So says economist John Lott, writing at FoxNews.com:
Our current “recovery” might be in its seventeenth month, but the few new private sector jobs have come from companies temporarily hiring staff on a contract basis. What were once jobs reserved for people hired to cover seasonal demand or permanent employees on sick leave have become the standard employment for many workers. Companies simply don’t want the risk of hiring workers that they might soon have to get rid of.
Since the recovery started in June 2009, the total number of private sector jobs has increased by 203,000 [link fixed at 1:11 p.m.]. But these weren’t “regular,” permanent jobs. Indeed, permanent private sector jobs fell by 257,000.
“Temporary help service” jobs is what made up the difference, as they increased by 460,000. For all sectors of the economy, including government jobs, the drop in the number of permanent jobs during the recovery was even worse — a drop of 561,000.
The trend has recently been getting worse. During five of the last six months, the total number of permanent jobs fell. The new unemployment numbers released on Friday weren’t as bad as other recent numbers. There were 39,000 more jobs during November. However, with 39,500 coming from temporary jobs, there would have been essentially no new permanent jobs. (links original)
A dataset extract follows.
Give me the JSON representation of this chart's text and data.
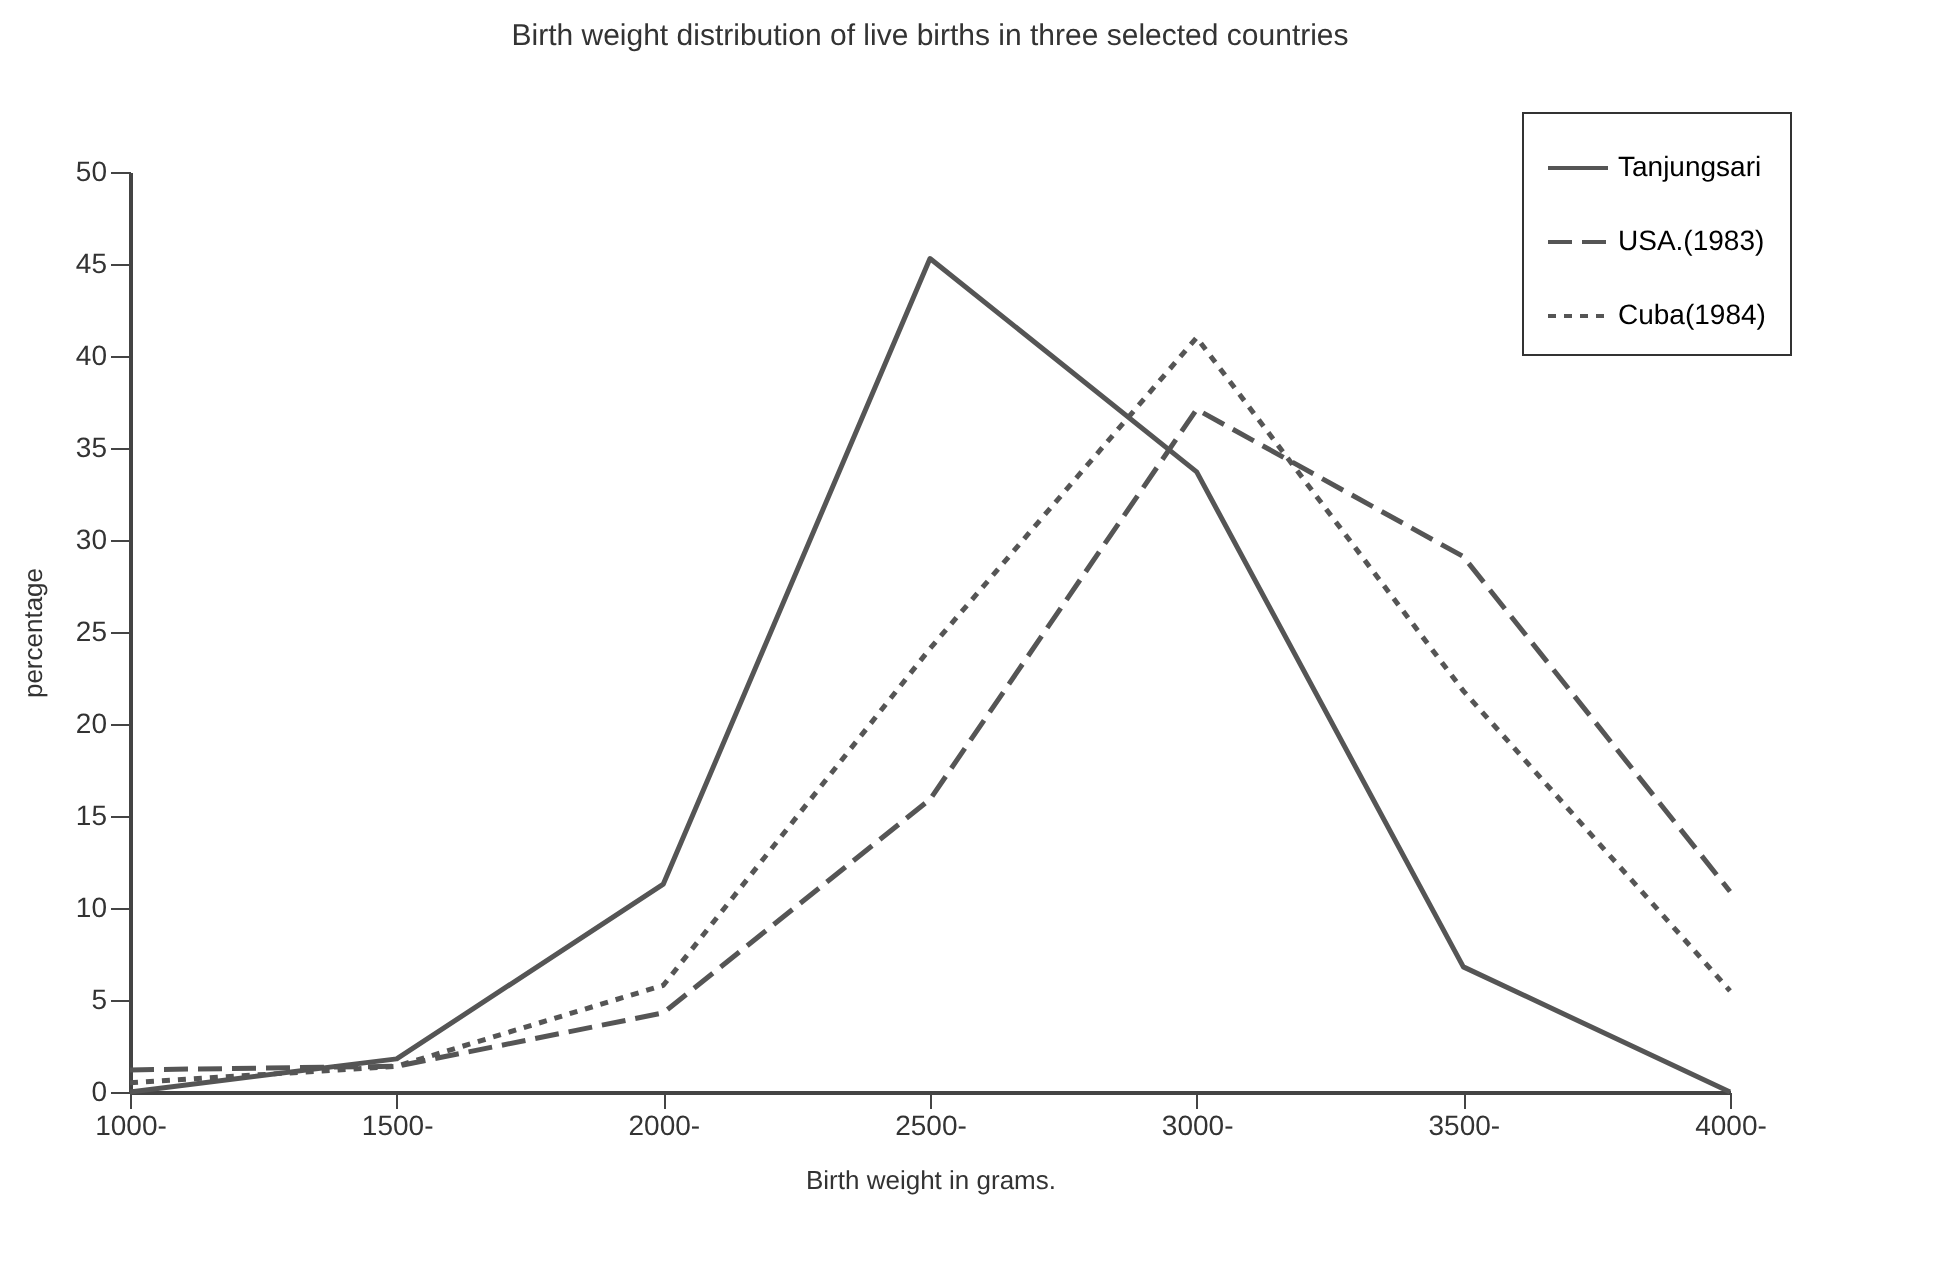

Hmmm … could Washington’s emphasis on temporary, demand-side “stimulus” spending have anything to do with this temporary “recovery”? As Lott notes, we can also see the temporary jobs “recovery” in government jobs — and that doesn’t even include the public-sector jobs that were “saved” by stimulus infusions in state budgets and which may disappear now that states are having to balance budgets without stimulus cash. See here for a description of what Georgia is facing.
The problem is more acute this time around than after previous recessions:
When the Bureau of Labor Statistics started collecting data on these temporary jobs in 1990, such jobs were much less common than today. Only about half as many people held temporary jobs two decades ago. Since then, the current recovery is record-setting in terms of adding temporary jobs. We can compare the three recessions since 1990. While the current recovery has seen the share of jobs held by temporary workers increase by 26 percent, the recession that ended in March 1991 saw a 10 percent increase in share held by temporary workers and the recession that ended in November 2001 had no increase …
You can see these numbers in graphic form on Lott’s personal blog here.
The culprit is not just the temporary nature of the stimulus. Lott argues, as I’ve argued before, that uncertainty is also at play:
Companies don’t want to make longer-term commitments if they don’t know what the next couple of years will look like. New regulations are being imposed on companies, be it health care, finance, the environment, and the other areas. And the exact form and extent of these regulations still have to be determined by regulators. Many small companies don’t even know what tax rates they will face after the beginning of the year. Neither the president nor the Democratically controlled congress attempted to prevent income tax rates from rising for even the middle class until just a few weeks before they were expected to rise.